Comments 2: As this study is based on data from a single center, theoretically, it can be analyzed in combination with clinical information and the results of blood B19-DNA testing, especially the clinical conditions of pregnant women and their offspring, at least whether there are relevant clinical diagnoses.

Response 2: We agree with the reviewer that integrating clinical data would enhance the robustness of the analysis. However, due to the retrospective nature of our study and the limited availability of clinical information, including pregnancy outcomes, such data were not systematically collected. We have acknowledged this limitation in the discussion and have recommended that future studies include more comprehensive clinical and outcome data to better contextualize B19V epidemiology. See text in the revised version of the manuscript.

Comments 3: I suggest reducing the number of pictures （Fig 2-6）and replacing them with textual descriptions.

Response 3: We thank the reviewer for the suggestion. However, we believe that each figure provides unique and valuable information that enhances the clarity and impact of the study. Moreover, Reviewer 1 has explicitly requested improvements to some of these figures rather than their removal, highlighting their relevance to the manuscript.

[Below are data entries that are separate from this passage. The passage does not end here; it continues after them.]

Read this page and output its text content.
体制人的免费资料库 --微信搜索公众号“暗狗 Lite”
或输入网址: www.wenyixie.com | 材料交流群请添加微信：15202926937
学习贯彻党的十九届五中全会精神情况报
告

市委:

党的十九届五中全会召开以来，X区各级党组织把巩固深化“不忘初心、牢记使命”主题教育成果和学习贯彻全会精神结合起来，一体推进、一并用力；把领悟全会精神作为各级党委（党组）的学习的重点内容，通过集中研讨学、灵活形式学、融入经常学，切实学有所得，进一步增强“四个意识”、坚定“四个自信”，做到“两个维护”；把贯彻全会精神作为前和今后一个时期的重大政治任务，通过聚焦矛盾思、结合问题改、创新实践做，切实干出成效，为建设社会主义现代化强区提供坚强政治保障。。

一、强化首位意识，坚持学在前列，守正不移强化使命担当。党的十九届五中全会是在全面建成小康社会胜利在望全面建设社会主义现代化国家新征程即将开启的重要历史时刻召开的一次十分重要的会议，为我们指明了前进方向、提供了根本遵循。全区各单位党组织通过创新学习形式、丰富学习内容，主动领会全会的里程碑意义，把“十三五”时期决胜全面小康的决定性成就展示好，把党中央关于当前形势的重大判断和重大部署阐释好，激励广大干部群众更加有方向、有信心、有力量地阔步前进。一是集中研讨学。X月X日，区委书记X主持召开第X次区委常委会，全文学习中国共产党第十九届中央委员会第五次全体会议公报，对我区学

To address both reviewers' concerns, we have carefully revised the figures to enhance clarity and improve their visual presentation, while maintaining the full set to ensure comprehensive data visualization.

Comments 4: Some puzzling data need to be explained, such as why 826 cases (specimens) were selected from 1,016 specimens?

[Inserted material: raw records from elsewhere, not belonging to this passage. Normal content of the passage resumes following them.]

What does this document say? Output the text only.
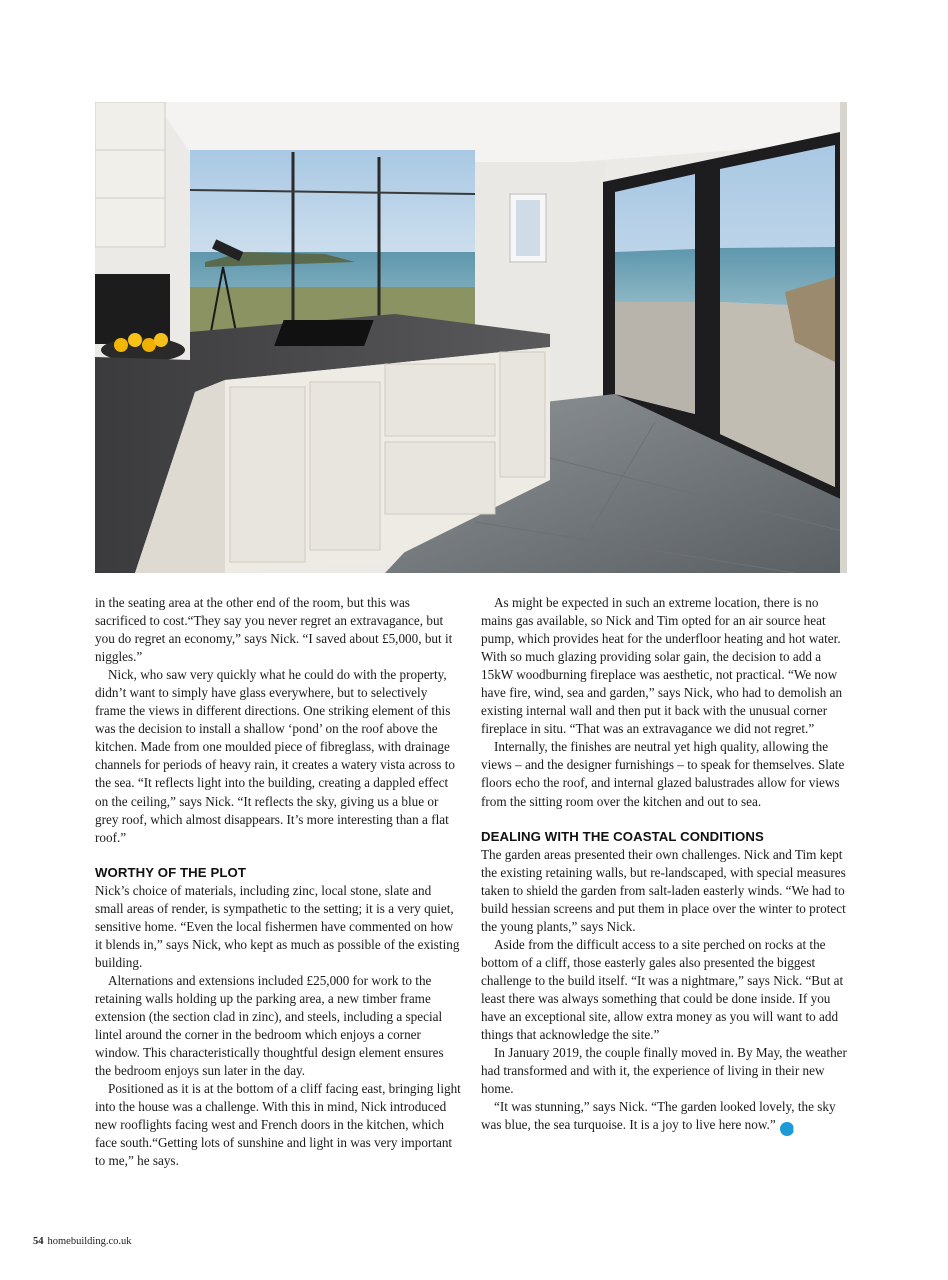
in the seating area at the other end of the room, but this was sacrificed to cost.“They say you never regret an extravagance, but you do regret an economy,” says Nick. “I saved about £5,000, but it niggles.”

Nick, who saw very quickly what he could do with the property, didn’t want to simply have glass everywhere, but to selectively frame the views in different directions. One striking element of this was the decision to install a shallow ‘pond’ on the roof above the kitchen. Made from one moulded piece of fibreglass, with drainage channels for periods of heavy rain, it creates a watery vista across to the sea. “It reflects light into the building, creating a dappled effect on the ceiling,” says Nick. “It reflects the sky, giving us a blue or grey roof, which almost disappears. It’s more interesting than a flat roof.”

WORTHY OF THE PLOT

Nick’s choice of materials, including zinc, local stone, slate and small areas of render, is sympathetic to the setting; it is a very quiet, sensitive home. “Even the local fishermen have commented on how it blends in,” says Nick, who kept as much as possible of the existing building.

Alternations and extensions included £25,000 for work to the retaining walls holding up the parking area, a new timber frame extension (the section clad in zinc), and steels, including a special lintel around the corner in the bedroom which enjoys a corner window. This characteristically thoughtful design element ensures the bedroom enjoys sun later in the day.

Positioned as it is at the bottom of a cliff facing east, bringing light into the house was a challenge. With this in mind, Nick introduced new rooflights facing west and French doors in the kitchen, which face south.“Getting lots of sunshine and light in was very important to me,” he says.

As might be expected in such an extreme location, there is no mains gas available, so Nick and Tim opted for an air source heat pump, which provides heat for the underfloor heating and hot water. With so much glazing providing solar gain, the decision to add a 15kW woodburning fireplace was aesthetic, not practical. “We now have fire, wind, sea and garden,” says Nick, who had to demolish an existing internal wall and then put it back with the unusual corner fireplace in situ. “That was an extravagance we did not regret.”

Internally, the finishes are neutral yet high quality, allowing the views – and the designer furnishings – to speak for themselves. Slate floors echo the roof, and internal glazed balustrades allow for views from the sitting room over the kitchen and out to sea.

DEALING WITH THE COASTAL CONDITIONS

The garden areas presented their own challenges. Nick and Tim kept the existing retaining walls, but re-landscaped, with special measures taken to shield the garden from salt-laden easterly winds. “We had to build hessian screens and put them in place over the winter to protect the young plants,” says Nick.

Aside from the difficult access to a site perched on rocks at the bottom of a cliff, those easterly gales also presented the biggest challenge to the build itself. “It was a nightmare,” says Nick. “But at least there was always something that could be done inside. If you have an exceptional site, allow extra money as you will want to add things that acknowledge the site.”

In January 2019, the couple finally moved in. By May, the weather had transformed and with it, the experience of living in their new home.

“It was stunning,” says Nick. “The garden looked lovely, the sky was blue, the sea turquoise. It is a joy to live here now.” H

54 homebuilding.co.uk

Response 4: We thank the reviewer for pointing out this aspect. The discrepancy arises because we included only unique-patient samples in the study. Among the 1,016 specimens tested for B19V DNA, 826 represented unique-patient samples, while the remaining 190 were follow-up or monitoring samples from previously tested patients. This approach was taken to avoid duplication and ensure data consistency, and the clarification has now been added to the Materials and Methods section. See text in the revised version of the manuscript.